Let’s be honest. If you’ve eaten out in Nairobi, Mombasa, or Kisumu, you’ve probably seen it:

  • A white couple gets served in under 10 minutes.
  • The Kenyan family right next to them waits 45 minutes for the same chicken and chips.
  • When they complain, the waiter suddenly remembers “the kitchen is overwhelmed.”

Welcome to the unspoken world of service-based discrimination in Kenyan restaurants.

It’s not new. From stories of Kenyans being ignored at upmarket joints in Westlands, to reports of beach hotels in Diani prioritizing tourists over locals, it happens more often than anyone admits.

And here’s the problem: restaurants think they can manage this with “good training” or “experience.” But without systems in place, bias goes unchecked, policies gather dust, and complaints get brushed aside.

That’s where tech comes in. Specifically: HR and workforce management platforms like Hafinen.

Kenya’s restaurant HR problems that no one likes talking about

  1. Favoritism and bias

Many restaurant managers assign prime shifts, tables, and even faster service to staff who “look the part.” This trickles down to how customers are treated.

Example: In 2021, Kenyans took to Twitter to call out a popular Karen restaurant accused of sidelining local customers while prioritizing foreigners.

  1. Zero accountability

When service is bad, managers shrug: “This is hospitality, it happens.”

Without structured reporting, staff don’t call out bias for fear of losing jobs, and customers get gaslit.

  1. No training beyond “smile and serve”

DEI (Diversity, Equity, Inclusion) training is almost unheard of. Waiters get trained on menu knowledge, but not on unconscious bias.

  1. Paper SOPs nobody reads

Restaurants love to frame laminated “Customer First” posters on walls but when an order takes 45 minutes because locals don’t “look like tippers,” the poster becomes a joke.

  1. High turnover, High chaos

The hospitality industry in Kenya bleeds staff. With no structured onboarding or tracking, every new hire “learns” bias from whoever trained them.

How Hafinen can fix this… yes, even in restaurants

Now, you’re probably thinking: “What does HR software have to do with who gets served faster?” A lot, actually.

  1. Anonymous reporting of discrimination

Hafinen lets staff report unfair practices without fear. If a waiter sees a colleague consistently delaying local customers’ orders, management hears about it.
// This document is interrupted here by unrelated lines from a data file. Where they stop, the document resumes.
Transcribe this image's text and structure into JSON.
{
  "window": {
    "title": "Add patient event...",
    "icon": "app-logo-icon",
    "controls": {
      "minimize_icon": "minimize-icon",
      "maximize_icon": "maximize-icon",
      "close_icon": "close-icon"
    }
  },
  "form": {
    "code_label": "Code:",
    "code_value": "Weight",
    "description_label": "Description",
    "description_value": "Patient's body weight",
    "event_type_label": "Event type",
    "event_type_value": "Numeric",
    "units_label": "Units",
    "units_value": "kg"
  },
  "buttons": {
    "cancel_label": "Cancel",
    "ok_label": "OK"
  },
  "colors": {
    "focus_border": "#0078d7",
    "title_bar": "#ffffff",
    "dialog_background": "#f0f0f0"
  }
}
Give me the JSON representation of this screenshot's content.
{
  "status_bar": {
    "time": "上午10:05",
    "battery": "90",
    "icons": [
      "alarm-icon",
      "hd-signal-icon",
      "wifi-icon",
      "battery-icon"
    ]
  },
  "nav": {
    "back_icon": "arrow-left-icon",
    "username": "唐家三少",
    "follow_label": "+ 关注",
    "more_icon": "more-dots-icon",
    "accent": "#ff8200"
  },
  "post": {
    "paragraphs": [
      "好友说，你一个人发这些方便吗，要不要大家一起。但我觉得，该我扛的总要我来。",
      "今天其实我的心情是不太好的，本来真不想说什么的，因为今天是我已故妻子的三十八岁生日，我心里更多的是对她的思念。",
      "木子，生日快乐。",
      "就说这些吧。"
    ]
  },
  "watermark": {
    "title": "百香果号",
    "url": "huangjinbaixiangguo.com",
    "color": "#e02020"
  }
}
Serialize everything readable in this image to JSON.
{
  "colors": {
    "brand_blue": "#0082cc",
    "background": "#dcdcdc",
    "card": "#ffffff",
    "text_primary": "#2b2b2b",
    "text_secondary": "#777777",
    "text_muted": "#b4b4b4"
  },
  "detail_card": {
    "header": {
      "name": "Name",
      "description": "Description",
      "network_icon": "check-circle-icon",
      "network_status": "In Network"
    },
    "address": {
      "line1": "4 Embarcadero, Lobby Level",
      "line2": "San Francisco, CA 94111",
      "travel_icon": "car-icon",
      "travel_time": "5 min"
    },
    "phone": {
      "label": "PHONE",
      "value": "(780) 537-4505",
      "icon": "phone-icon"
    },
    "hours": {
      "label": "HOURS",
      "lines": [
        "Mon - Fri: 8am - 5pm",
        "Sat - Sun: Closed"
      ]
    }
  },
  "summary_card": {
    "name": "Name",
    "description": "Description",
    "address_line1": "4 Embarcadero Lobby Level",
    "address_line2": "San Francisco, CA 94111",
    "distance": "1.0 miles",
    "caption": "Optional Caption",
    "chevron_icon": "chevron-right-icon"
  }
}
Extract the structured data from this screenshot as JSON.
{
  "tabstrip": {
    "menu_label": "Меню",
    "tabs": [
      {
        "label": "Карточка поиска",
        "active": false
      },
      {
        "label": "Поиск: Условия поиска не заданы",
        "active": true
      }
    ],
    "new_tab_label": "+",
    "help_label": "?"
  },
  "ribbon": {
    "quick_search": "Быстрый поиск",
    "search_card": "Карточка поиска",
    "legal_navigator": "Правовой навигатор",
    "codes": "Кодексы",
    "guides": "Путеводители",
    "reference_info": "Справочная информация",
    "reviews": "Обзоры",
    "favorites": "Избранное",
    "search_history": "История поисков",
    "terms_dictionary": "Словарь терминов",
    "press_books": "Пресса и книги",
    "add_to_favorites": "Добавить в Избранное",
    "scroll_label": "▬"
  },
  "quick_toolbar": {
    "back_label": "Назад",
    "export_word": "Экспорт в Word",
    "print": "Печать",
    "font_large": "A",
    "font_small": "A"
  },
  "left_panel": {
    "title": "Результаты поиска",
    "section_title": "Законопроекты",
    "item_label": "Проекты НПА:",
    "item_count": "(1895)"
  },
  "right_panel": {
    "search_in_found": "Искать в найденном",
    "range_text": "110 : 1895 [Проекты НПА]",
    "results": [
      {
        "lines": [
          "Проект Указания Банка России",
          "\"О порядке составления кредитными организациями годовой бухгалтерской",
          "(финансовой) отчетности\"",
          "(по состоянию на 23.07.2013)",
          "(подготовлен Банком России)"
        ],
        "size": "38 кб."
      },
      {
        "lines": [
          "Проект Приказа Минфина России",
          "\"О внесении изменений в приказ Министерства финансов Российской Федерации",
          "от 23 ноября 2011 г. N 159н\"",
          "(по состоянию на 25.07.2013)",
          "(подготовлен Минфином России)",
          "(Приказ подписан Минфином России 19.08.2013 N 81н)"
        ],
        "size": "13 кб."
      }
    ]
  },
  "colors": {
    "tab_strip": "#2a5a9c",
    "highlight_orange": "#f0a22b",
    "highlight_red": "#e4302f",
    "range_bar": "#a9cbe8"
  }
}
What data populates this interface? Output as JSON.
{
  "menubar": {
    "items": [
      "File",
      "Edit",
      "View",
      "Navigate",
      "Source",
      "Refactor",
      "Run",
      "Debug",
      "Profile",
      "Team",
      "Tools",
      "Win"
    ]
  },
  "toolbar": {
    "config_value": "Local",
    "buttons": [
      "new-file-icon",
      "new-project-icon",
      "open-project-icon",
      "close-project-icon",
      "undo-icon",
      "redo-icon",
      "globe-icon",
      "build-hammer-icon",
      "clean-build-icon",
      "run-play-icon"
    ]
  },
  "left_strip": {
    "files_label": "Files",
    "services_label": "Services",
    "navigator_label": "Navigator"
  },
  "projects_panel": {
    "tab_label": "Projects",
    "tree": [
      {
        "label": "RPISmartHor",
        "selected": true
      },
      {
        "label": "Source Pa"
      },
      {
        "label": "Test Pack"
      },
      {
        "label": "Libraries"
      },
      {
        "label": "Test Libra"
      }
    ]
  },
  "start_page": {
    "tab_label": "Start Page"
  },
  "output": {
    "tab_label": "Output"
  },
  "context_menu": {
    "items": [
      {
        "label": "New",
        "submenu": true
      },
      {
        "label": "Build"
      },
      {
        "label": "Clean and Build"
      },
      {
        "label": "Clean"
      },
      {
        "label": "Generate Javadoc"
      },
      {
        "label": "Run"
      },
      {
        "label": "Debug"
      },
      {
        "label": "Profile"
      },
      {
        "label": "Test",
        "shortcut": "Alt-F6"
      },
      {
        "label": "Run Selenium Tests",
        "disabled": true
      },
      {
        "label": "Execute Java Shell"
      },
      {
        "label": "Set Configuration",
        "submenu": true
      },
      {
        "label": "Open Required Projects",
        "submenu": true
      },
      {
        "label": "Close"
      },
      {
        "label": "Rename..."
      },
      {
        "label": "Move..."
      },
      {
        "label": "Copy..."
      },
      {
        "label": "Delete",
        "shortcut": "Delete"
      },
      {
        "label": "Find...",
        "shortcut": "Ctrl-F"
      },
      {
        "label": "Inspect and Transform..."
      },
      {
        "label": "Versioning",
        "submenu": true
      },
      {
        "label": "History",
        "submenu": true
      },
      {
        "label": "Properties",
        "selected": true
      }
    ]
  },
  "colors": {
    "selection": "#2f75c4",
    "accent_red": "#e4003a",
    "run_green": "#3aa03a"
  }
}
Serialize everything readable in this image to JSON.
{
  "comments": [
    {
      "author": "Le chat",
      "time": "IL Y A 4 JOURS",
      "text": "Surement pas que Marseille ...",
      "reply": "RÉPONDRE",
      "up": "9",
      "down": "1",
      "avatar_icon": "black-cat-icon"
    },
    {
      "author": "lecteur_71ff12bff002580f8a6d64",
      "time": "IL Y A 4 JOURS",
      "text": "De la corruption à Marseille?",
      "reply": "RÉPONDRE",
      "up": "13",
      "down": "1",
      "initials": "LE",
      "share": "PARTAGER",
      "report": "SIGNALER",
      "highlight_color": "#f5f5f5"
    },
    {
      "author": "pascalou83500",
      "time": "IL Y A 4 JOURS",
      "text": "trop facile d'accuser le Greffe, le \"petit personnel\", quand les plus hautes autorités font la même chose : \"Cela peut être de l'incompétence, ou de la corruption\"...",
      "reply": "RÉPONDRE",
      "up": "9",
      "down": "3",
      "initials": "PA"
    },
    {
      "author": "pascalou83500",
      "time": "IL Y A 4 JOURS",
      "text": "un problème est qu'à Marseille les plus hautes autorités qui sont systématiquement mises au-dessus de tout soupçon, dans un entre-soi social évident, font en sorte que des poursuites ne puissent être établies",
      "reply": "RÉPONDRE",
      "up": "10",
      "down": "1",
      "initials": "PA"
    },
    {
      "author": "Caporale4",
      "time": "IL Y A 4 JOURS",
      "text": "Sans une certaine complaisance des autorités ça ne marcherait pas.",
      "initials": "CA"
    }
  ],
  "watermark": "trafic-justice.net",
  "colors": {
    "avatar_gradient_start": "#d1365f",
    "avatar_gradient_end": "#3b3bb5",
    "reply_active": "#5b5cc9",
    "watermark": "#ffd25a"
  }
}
  1. Mandatory DEI training

Using Hafinen’s Training Management, restaurants can assign, track, and audit bias training. No more excuses like “we didn’t know.”

  1. Performance tracking

Restaurants can log KPIs like service speed, customer complaints, and table turnover. Patterns of bias get flagged in performance reviews.

  1. Enforce SOPs digitally

Instead of dusty binders, Hafinen pushes standard operating procedures directly to staff dashboards. Everyone knows: orders must be served in X minutes, no exceptions.

  1. Analytics that don’t lie

Hafinen turns service records into dashboards. If one branch in Westlands has consistent complaints about locals waiting longer, management sees it in black and white.

Why this matters in Kenya

Kenya is positioning itself as a tourism hub. But imagine this scenario:

  • A local walks into a restaurant and gets poor service because they’re not a foreigner.
  • They rant about it on TikTok or X(Twitter)
  • The clip trends under #KOT (Kenyans on Twitter), the restaurant gets roasted, and within 48 hours, the “upmarket joint” has to release a PR apology.

This cycle has played out countless times. From clubs in Westlands accused of racial bias at the door, to restaurants in Diani “reserving” beachfront areas for tourists, Kenyans are tired of it.

And here’s the kicker: a single viral complaint can sink a brand faster than bad food.

So while a restaurant manager might say “I’ve been in this business 30 years, I know HR,” the reality is: experience doesn’t protect you from reputational collapse. Systems do.

My final thoughts

Restaurants in Kenya don’t just need good food and ambience anymore. They need accountability, fairness, and data-backed HR systems to prove it.

Hafinen doesn’t just handle payroll or leave, it gives restaurants the structure to prevent bias, train fairly, and hold staff accountable. Because let’s face it; The next time a local customer waits 45 minutes while a tourist gets served in 10, it won’t just be an awkward dinner. It’ll be a trending hashtag, a media headline, and possibly the end of that restaurant’s “classy reputation.”